The enctype attribute is only used when method is "POST" and its meaning is the same as for the HTML attribute. The default value is "application/x-www-form-urlencoded" (same as the HTML default).

The element can contain repeated occurrences of httpheader, param and httpresponse elements. An optional content content element is also allowed.

Normally you would specify one param for each of the placeholders in action. Placeholders without a corresponding param will be treated as if an empty param was present for them. param elements without a corresponding placeholder will be treated as query parameters as done for input elements in HTML forms.

Example:

<httpservice method="GET" action="http://www.example.com/user/{uid}">
   <param name="uid" optional="false">The Unix user name of the given person</param>
   <httpresponse content-type="text/xml">
      <content><![CDATA[<user><name>...</name>...</user>]]></content>
   </httpresponse>
   <httpresponse code="404"/>
</httpservice>

<link>

Relate this service to something else. The href attribute is a URL. It's possible to use "apidoc:" URLs to reference other systems or APIs. The role attribute qualifies the link. What values it can take is to be decided based on experience.

<param>

Used to declare a parameter. Kid of httpservice. The content should be a short text describing the purpose of the parameter.

Required attribute is name. There should be a corresponding parameter in the uritemplate of the action attribute and the name should be unique within a httpservice.

The type attribute is optional; its value defaults to "string". Other possible values include "number", "integer", "date", "year", "month", "semester", "enum(foo,bar)".

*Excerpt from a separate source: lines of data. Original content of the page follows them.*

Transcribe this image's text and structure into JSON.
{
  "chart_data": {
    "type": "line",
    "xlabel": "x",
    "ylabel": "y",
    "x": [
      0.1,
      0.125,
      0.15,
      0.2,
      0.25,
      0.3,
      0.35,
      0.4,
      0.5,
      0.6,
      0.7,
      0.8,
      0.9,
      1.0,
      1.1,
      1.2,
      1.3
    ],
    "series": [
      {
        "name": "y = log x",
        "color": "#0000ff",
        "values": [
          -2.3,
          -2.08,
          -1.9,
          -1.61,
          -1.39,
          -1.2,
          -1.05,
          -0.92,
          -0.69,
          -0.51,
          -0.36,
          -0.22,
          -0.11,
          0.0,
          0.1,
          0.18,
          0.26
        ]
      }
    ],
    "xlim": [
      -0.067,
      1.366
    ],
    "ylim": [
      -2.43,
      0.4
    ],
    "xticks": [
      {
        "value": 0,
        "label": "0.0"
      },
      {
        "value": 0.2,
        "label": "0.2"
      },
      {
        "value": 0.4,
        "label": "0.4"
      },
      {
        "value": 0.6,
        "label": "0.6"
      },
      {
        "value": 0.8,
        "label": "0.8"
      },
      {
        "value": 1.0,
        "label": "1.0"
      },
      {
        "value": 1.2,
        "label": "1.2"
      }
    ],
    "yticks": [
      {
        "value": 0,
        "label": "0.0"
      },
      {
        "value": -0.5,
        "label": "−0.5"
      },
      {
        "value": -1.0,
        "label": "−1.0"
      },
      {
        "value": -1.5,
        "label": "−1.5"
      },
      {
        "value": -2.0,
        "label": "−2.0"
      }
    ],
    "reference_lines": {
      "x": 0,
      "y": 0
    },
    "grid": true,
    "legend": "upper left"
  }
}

The default attribute is optional; it specifies that leaving out this parameter has the same effect as providing the given value. This implies that this parameter is optional as well.

The optional attribute is optional; its value defaults to "false" iff a default isn't provided. The other possible value is "true" (surprisingly enough). It's an error to specify this attribute as "false" when a default is provided.

<synopsis>

This describes the syntax of the API in structured form. The kid elements used will differ based on the nature of the service. It will be one or more of the following elements:

Only httpservice is specified currently. Other types of APIs will be specified on demand.

<system>

This element describes a system. The attribute refname is required and it should be a short unique identifier string. Subsection relationships are formed by forming refnames with dots in them. For instance a system with a refname of "foo.bar" will be a subsystem of the system with refname "foo".

The attribute cmdb is optional and encodes the identifier of the corresponding service at the Issuetracker configDB.

Allowed kid elements are abstract, zero or more uses elements, description, and zero or more api elements.

<uses>

This element denotes the fact that the parent system uses some api or system. This describes a dependency on the other system or api. The parent element must be system.

The attribute ref is required. It should be the refname some system, or the refname of some api qualified by its system.

The attribute dataflow is optional and overrides the dataflow specified or defaulted for the api. See api for what values can be specified. If ref references a system the dataflow defaults to "both".